Matrix-Assisted Laser Desorption/Ionization (MALDI)-Mass Spectrometry imaging (MSI) has been applied in various diseases aimed to biomarkers discovery. In this study diagnosis and prognosis of Hashimoto Thyroiditis (HT) in cytopathology by MALDI-MSI has been investigated. Specimens from a routine series of subjects who underwent UltraSound-guided thyroid Fine Needle Aspirations (FNAs) were used. The molecular classifier trained in a previous study was modified to include HT as a separate entity in the group of benign lesions, in the diagnostic proteomic triage of thyroid nodules. The statistical analysis confirmed the existence of signals that HT shares with hyperplastic lesions and others that are specific and characterize this subgroup. Statistically relevant HT-related peaks were included in the model. Then, the discriminatory capability of the classifier was tested in a second validation phase, showing a good agreement with cytological diagnoses. The possibility to overlap the molecular signatures of both the lymphocytes and epithelial cells components (ROIs or pixel-by-pixel analysis) confirmed the composite proteomic background of HT. These results open the way to their possible translation as alternative serum biomarkers of this autoimmune condition.

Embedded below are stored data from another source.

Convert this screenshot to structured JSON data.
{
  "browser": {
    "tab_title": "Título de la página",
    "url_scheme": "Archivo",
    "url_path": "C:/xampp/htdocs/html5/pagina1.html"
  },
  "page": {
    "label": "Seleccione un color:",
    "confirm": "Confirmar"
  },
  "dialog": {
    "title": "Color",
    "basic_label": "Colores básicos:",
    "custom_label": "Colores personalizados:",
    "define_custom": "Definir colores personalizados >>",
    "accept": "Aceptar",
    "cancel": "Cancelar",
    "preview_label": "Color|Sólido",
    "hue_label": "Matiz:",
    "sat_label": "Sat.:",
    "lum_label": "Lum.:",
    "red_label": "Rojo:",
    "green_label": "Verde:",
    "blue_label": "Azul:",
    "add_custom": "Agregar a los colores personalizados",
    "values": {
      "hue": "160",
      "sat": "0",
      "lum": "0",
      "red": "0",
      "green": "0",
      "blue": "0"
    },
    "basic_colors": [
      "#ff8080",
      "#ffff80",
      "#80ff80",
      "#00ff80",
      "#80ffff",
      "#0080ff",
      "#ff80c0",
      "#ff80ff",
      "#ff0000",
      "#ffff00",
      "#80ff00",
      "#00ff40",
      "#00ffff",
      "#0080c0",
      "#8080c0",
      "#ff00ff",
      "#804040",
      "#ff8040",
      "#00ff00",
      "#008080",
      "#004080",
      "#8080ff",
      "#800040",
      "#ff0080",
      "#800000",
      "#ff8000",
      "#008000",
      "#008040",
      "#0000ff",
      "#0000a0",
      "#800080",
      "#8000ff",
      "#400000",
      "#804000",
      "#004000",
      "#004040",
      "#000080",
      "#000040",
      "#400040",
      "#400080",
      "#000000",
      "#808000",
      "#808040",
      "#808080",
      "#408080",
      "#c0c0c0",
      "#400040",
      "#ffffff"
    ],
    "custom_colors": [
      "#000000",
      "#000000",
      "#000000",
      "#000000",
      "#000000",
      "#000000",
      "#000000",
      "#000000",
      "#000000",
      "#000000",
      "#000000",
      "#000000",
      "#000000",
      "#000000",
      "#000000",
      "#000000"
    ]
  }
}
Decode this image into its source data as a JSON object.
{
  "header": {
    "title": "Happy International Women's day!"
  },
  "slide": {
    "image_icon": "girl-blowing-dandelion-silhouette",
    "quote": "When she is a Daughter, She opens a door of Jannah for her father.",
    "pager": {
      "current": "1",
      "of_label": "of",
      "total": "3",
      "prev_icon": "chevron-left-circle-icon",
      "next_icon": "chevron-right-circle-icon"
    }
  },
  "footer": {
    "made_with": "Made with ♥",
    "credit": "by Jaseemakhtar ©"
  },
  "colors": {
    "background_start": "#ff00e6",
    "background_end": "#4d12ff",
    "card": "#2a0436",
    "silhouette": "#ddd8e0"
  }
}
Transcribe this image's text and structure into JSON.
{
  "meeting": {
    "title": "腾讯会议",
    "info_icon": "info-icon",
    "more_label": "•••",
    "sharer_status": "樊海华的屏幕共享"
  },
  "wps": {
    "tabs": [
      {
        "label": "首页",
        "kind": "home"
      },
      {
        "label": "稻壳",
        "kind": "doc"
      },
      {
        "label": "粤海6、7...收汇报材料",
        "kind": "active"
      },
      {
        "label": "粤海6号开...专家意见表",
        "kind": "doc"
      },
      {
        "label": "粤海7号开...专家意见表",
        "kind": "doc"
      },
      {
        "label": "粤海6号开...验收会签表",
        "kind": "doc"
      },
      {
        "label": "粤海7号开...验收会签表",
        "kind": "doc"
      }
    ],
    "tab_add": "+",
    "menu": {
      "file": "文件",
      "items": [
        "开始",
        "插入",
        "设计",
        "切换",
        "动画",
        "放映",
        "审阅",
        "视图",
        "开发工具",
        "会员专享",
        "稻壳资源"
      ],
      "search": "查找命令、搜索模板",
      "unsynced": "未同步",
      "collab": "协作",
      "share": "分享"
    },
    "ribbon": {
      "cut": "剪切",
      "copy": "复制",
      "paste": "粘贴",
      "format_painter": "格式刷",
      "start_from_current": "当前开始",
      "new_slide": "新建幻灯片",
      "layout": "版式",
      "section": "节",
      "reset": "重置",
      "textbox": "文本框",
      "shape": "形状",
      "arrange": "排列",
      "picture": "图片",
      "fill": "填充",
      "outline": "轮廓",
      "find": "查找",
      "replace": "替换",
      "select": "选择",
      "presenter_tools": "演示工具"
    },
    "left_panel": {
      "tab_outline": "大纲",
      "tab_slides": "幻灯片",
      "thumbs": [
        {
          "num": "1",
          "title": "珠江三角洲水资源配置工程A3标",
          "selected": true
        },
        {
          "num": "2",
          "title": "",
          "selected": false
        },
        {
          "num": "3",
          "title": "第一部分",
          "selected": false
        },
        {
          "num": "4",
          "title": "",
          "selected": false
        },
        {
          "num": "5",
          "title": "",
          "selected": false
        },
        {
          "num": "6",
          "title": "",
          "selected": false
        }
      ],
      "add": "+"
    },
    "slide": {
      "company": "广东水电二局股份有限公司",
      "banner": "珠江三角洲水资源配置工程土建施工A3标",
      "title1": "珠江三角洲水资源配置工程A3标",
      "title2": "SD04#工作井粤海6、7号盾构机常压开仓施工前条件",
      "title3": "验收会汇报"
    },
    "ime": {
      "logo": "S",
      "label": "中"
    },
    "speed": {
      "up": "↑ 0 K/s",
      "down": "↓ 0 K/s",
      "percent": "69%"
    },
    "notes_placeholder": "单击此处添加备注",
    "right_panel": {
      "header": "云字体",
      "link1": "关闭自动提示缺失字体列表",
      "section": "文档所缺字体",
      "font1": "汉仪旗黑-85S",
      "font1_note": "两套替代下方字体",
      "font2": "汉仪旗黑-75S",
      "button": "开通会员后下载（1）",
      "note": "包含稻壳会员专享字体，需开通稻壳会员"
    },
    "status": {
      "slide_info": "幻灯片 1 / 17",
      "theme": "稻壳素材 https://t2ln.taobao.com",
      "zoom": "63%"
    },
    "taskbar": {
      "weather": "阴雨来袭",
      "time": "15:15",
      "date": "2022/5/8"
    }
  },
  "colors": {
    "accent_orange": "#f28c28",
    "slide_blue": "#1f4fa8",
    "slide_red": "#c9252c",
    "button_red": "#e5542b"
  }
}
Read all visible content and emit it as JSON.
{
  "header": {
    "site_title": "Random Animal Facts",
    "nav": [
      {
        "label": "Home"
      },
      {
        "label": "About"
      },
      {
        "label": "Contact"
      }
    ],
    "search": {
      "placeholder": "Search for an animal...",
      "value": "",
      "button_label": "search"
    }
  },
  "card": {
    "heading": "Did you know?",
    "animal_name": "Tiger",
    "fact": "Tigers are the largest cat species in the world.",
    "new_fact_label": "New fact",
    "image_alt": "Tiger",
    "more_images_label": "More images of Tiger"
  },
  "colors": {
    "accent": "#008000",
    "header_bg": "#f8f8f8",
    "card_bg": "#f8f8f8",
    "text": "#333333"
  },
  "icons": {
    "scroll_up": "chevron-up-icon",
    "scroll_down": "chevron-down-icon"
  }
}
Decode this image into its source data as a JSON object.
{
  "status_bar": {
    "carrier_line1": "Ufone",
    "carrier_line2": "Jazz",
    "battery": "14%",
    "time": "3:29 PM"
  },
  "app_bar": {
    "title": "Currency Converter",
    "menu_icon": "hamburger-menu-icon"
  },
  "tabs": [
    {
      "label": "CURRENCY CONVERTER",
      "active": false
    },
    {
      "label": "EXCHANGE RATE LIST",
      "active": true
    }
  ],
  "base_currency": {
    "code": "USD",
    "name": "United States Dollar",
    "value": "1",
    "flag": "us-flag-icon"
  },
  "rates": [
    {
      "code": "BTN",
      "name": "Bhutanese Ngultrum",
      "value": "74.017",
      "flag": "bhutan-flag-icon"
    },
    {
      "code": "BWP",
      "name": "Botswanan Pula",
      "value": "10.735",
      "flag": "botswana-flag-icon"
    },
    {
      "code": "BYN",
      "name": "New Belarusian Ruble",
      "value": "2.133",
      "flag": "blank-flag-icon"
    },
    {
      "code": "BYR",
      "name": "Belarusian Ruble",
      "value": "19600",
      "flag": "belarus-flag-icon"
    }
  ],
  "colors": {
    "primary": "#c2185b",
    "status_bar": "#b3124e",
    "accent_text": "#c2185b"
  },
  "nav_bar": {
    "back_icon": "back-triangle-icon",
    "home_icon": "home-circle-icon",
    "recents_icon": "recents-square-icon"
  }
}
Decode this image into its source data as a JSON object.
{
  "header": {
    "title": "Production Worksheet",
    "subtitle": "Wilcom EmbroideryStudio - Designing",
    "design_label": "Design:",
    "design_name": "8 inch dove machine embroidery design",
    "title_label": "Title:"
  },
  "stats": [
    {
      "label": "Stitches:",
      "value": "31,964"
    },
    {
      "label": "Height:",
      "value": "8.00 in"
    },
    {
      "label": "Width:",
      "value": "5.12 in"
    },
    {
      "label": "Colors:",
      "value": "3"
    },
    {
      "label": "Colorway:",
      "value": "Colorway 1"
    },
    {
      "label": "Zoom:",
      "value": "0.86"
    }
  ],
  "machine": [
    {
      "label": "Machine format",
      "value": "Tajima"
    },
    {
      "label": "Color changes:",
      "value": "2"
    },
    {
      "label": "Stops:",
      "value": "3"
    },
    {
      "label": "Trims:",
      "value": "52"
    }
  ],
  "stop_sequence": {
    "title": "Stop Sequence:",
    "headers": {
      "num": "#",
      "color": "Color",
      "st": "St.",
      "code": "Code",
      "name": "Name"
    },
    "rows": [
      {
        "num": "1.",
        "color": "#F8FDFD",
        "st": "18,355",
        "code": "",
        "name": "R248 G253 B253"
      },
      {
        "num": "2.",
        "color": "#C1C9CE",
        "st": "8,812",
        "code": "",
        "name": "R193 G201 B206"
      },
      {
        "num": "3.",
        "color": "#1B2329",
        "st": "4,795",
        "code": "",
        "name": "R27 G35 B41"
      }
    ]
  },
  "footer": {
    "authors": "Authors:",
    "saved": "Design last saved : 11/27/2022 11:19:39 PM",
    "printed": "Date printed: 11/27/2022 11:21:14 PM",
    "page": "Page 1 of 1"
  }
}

MALDI-MSI as a Complementary Diagnostic Tool in Cytopathology: A Pilot Study for the Characterization of Thyroid Nodules.

The present study applies for the first time as Matrix-Assisted Laser Desorption/Ionization (MALDI) Mass Spectrometry Imaging (MSI) on real thyroid Fine Needle Aspirations (FNAs) to test its possible complementary role in routine cytology in the diagnosis of thyroid nodules. The primary aim is to evaluate the potential employment of MALDI-MSI in cytopathology, using challenging samples such as needle washes. Firstly, we designed a statistical model based on the analysis of Regions of Interest (ROIs), according to the morphological triage performed by the pathologist. Successively, the capability of the model to predict the classification of the FNAs was validated in a different group of patients on ROI and pixel-by-pixel approach. Results are very promising and highlight the possibility to introduce MALDI-MSI as a complementary tool for the diagnostic characterization of thyroid nodules.